Menurut pandangannya, Siddi pasti tidak biasa dengan kalimat riang dan sedikit kekanakan.








Karena dia sudah tua.





Nisya melangkah masuk ke perkarangan rumah.

Amar adalah orang pertama yang
melihatnya, ia meletakkan ponselnya lalu tersenyum riang menyambut kepulangan Nisya.

“Bagaimana sekolahmu?”

“Buruk.”

“Oh, ya?”


“Teman kami pindah.”


“Kuharap kau tidak keberatan jika Ami akan menanyaimu nanti.”


Nisya meletakkan sepatunya di rak, lalu menoleh. Menanyakan apa?


“Mandi dan makanlah dulu.” Suara Ami terdengar dari ruang tamu.

Nisya menjengukkan kepalanya, Ami tampak sibuk dengan pekerjaannya.


Bukan saat yang tepat untuk menanyakan langsung perkaranya, Nisya segera masuk ke kamarnya.


Siddi bilang Disha bersama Alden…


Nisya mempertimbangkan untuk memberitahu Hamdi.
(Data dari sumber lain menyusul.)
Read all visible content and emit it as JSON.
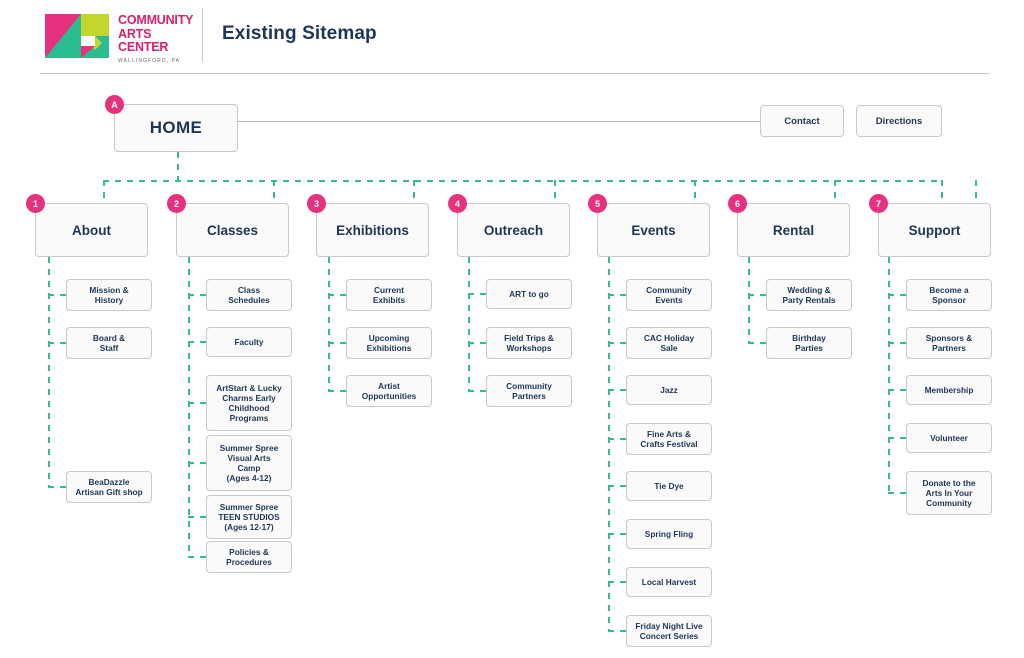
{
  "header": {
    "logo_line1": "COMMUNITY",
    "logo_line2": "ARTS CENTER",
    "logo_sub": "WALLINGFORD, PA",
    "title": "Existing Sitemap",
    "logo_colors": {
      "pink": "#e6327e",
      "teal": "#2bbd92",
      "lime": "#c3d62e",
      "white": "#ffffff"
    }
  },
  "colors": {
    "accent_pink": "#e6327e",
    "connector_green": "#33bb93",
    "node_border": "#c9c9c9",
    "node_fill": "#fafafa",
    "text_navy": "#1d3557",
    "solid_line": "#b3b3b3"
  },
  "root": {
    "badge": "A",
    "label": "HOME"
  },
  "utility_nodes": [
    {
      "label": "Contact"
    },
    {
      "label": "Directions"
    }
  ],
  "sections": [
    {
      "badge": "1",
      "label": "About",
      "children": [
        {
          "label": "Mission &\nHistory",
          "lines": [
            "Mission &",
            "History"
          ]
        },
        {
          "label": "Board &\nStaff",
          "lines": [
            "Board &",
            "Staff"
          ]
        },
        {
          "label": "BeaDazzle\nArtisan Gift shop",
          "lines": [
            "BeaDazzle",
            "Artisan Gift shop"
          ],
          "gap_before": 2
        }
      ]
    },
    {
      "badge": "2",
      "label": "Classes",
      "children": [
        {
          "label": "Class\nSchedules",
          "lines": [
            "Class",
            "Schedules"
          ]
        },
        {
          "label": "Faculty",
          "lines": [
            "Faculty"
          ]
        },
        {
          "label": "ArtStart & Lucky Charms Early Childhood Programs",
          "lines": [
            "ArtStart & Lucky",
            "Charms Early",
            "Childhood",
            "Programs"
          ]
        },
        {
          "label": "Summer Spree Visual Arts Camp (Ages 4-12)",
          "lines": [
            "Summer Spree",
            "Visual Arts",
            "Camp",
            "(Ages 4-12)"
          ]
        },
        {
          "label": "Summer Spree TEEN STUDIOS (Ages 12-17)",
          "lines": [
            "Summer Spree",
            "TEEN STUDIOS",
            "(Ages 12-17)"
          ]
        },
        {
          "label": "Policies &\nProcedures",
          "lines": [
            "Policies &",
            "Procedures"
          ]
        }
      ]
    },
    {
      "badge": "3",
      "label": "Exhibitions",
      "children": [
        {
          "label": "Current\nExhibits",
          "lines": [
            "Current",
            "Exhibits"
          ]
        },
        {
          "label": "Upcoming\nExhibitions",
          "lines": [
            "Upcoming",
            "Exhibitions"
          ]
        },
        {
          "label": "Artist\nOpportunities",
          "lines": [
            "Artist",
            "Opportunities"
          ]
        }
      ]
    },
    {
      "badge": "4",
      "label": "Outreach",
      "children": [
        {
          "label": "ART to go",
          "lines": [
            "ART to go"
          ]
        },
        {
          "label": "Field Trips &\nWorkshops",
          "lines": [
            "Field Trips &",
            "Workshops"
          ]
        },
        {
          "label": "Community\nPartners",
          "lines": [
            "Community",
            "Partners"
          ]
        }
      ]
    },
    {
      "badge": "5",
      "label": "Events",
      "children": [
        {
          "label": "Community\nEvents",
          "lines": [
            "Community",
            "Events"
          ]
        },
        {
          "label": "CAC Holiday\nSale",
          "lines": [
            "CAC Holiday",
            "Sale"
          ]
        },
        {
          "label": "Jazz",
          "lines": [
            "Jazz"
          ]
        },
        {
          "label": "Fine Arts &\nCrafts Festival",
          "lines": [
            "Fine Arts &",
            "Crafts Festival"
          ]
        },
        {
          "label": "Tie Dye",
          "lines": [
            "Tie Dye"
          ]
        },
        {
          "label": "Spring Fling",
          "lines": [
            "Spring Fling"
          ]
        },
        {
          "label": "Local Harvest",
          "lines": [
            "Local Harvest"
          ]
        },
        {
          "label": "Friday Night Live\nConcert Series",
          "lines": [
            "Friday Night Live",
            "Concert Series"
          ]
        }
      ]
    },
    {
      "badge": "6",
      "label": "Rental",
      "children": [
        {
          "label": "Wedding &\nParty Rentals",
          "lines": [
            "Wedding &",
            "Party Rentals"
          ]
        },
        {
          "label": "Birthday\nParties",
          "lines": [
            "Birthday",
            "Parties"
          ]
        }
      ]
    },
    {
      "badge": "7",
      "label": "Support",
      "children": [
        {
          "label": "Become a\nSponsor",
          "lines": [
            "Become a",
            "Sponsor"
          ]
        },
        {
          "label": "Sponsors &\nPartners",
          "lines": [
            "Sponsors &",
            "Partners"
          ]
        },
        {
          "label": "Membership",
          "lines": [
            "Membership"
          ]
        },
        {
          "label": "Volunteer",
          "lines": [
            "Volunteer"
          ]
        },
        {
          "label": "Donate to the Arts In Your Community",
          "lines": [
            "Donate to the",
            "Arts In Your",
            "Community"
          ]
        }
      ]
    }
  ]
}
Ponselnya sudah di tangan.


Tidak, lebih baik jangan.


Hamdi mungkin akan melaporkan Alden pada pamannya Disha.

“Sudah makan?”


Ami membuyarkan lamunannya.
Kakak perempuannya itu membawa selembar pakaian di tangannya.

Tunggu, pakaian itu…


Itu jas panjang yang dipinjamkan Siddi, karena kemejanya sobek.

Sebenarnya sobekan itu masih bisa disembunyikan. Jadi, alih alih memakainya, Nisya menyimpannya di dalam bungkusan plastik.
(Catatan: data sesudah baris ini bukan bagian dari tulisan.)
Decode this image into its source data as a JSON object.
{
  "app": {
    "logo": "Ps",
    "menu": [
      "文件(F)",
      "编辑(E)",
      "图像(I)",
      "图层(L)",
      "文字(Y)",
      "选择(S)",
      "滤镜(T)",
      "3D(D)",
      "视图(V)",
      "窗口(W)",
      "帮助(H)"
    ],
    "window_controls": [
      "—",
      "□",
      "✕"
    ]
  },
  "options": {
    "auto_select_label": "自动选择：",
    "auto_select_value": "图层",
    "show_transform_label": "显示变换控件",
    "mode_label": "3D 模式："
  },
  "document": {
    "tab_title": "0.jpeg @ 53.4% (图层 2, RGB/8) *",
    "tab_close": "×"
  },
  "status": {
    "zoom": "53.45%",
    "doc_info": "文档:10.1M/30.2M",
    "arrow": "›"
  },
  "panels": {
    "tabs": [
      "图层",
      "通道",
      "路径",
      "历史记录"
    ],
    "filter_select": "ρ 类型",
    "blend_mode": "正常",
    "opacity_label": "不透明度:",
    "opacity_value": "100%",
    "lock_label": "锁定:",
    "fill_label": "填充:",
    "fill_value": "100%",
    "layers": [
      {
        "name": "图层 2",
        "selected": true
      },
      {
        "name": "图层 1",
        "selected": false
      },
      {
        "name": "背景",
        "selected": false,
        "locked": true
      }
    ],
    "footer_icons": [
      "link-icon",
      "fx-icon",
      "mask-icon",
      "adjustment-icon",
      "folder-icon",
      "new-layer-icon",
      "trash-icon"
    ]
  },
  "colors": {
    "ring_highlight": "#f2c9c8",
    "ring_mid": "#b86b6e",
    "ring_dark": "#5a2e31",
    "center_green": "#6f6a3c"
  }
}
Nisya menyembunyikan jas itu di dalam rongga bawah tempat tidurnya.


Dan Ami menemukannya entah bagaimana caranya.


Ami membaca ekspresi panik di wajah Nisya. Meletakkan benda itu diatas pangkuan Nisya.
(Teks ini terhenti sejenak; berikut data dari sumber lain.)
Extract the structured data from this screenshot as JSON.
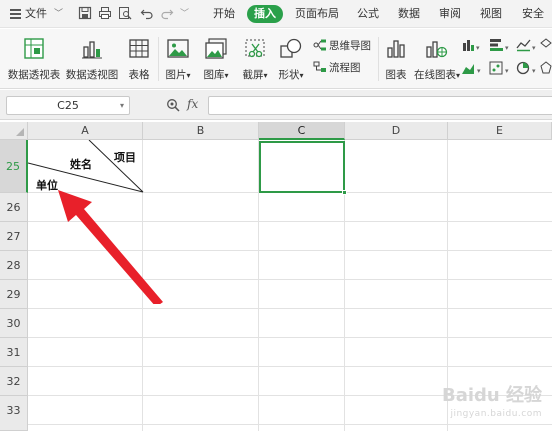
{
  "menubar": {
    "file_label": "文件",
    "tabs": [
      {
        "label": "开始",
        "active": false
      },
      {
        "label": "插入",
        "active": true
      },
      {
        "label": "页面布局",
        "active": false
      },
      {
        "label": "公式",
        "active": false
      },
      {
        "label": "数据",
        "active": false
      },
      {
        "label": "审阅",
        "active": false
      },
      {
        "label": "视图",
        "active": false
      },
      {
        "label": "安全",
        "active": false
      }
    ]
  },
  "ribbon": {
    "pivot_table": "数据透视表",
    "pivot_chart": "数据透视图",
    "table": "表格",
    "picture": "图片",
    "gallery": "图库",
    "screenshot": "截屏",
    "shape": "形状",
    "mind_map": "思维导图",
    "flowchart": "流程图",
    "chart": "图表",
    "online_chart": "在线图表"
  },
  "formula_bar": {
    "name_box": "C25",
    "fx_label": "fx",
    "formula": ""
  },
  "grid": {
    "columns": [
      "A",
      "B",
      "C",
      "D",
      "E"
    ],
    "selected_column": "C",
    "rows": [
      "25",
      "26",
      "27",
      "28",
      "29",
      "30",
      "31",
      "32",
      "33"
    ],
    "selected_row": "25",
    "cell_a25": {
      "top_right": "项目",
      "middle": "姓名",
      "bottom_left": "单位"
    }
  },
  "watermark": {
    "main": "Baidu 经验",
    "sub": "jingyan.baidu.com"
  },
  "colors": {
    "accent_green": "#2e9a47",
    "arrow_red": "#e8202a"
  }
}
“Mau jelaskan sebelum aku bertanya?”


“Ya… Seorang temanku meminjamkan jasnya karena aku merobek kemejaku. Tapi!”

“Apa.”

“Tapi aku sudah menjahit sobekan kemejaku!”


Ami memejamkan matanya lalu menarik nafas, ia tampaknya hampir tidak bisa menahan diri.


“Oke, mari kita bahas soal ‘teman’ yang meminjamkan jasnya.”


Ami berbicara dengan suara bergetar, ajaibnya rona wajahnya tidak berubah sama sekali.


“Apa ada temanmu yang berukuran sebesar ini?”

Ami meraih jas itu dan merentangkannya dengan kedua tangannya. Bahkan untuk ukuran Amar, jas itu sangat besar.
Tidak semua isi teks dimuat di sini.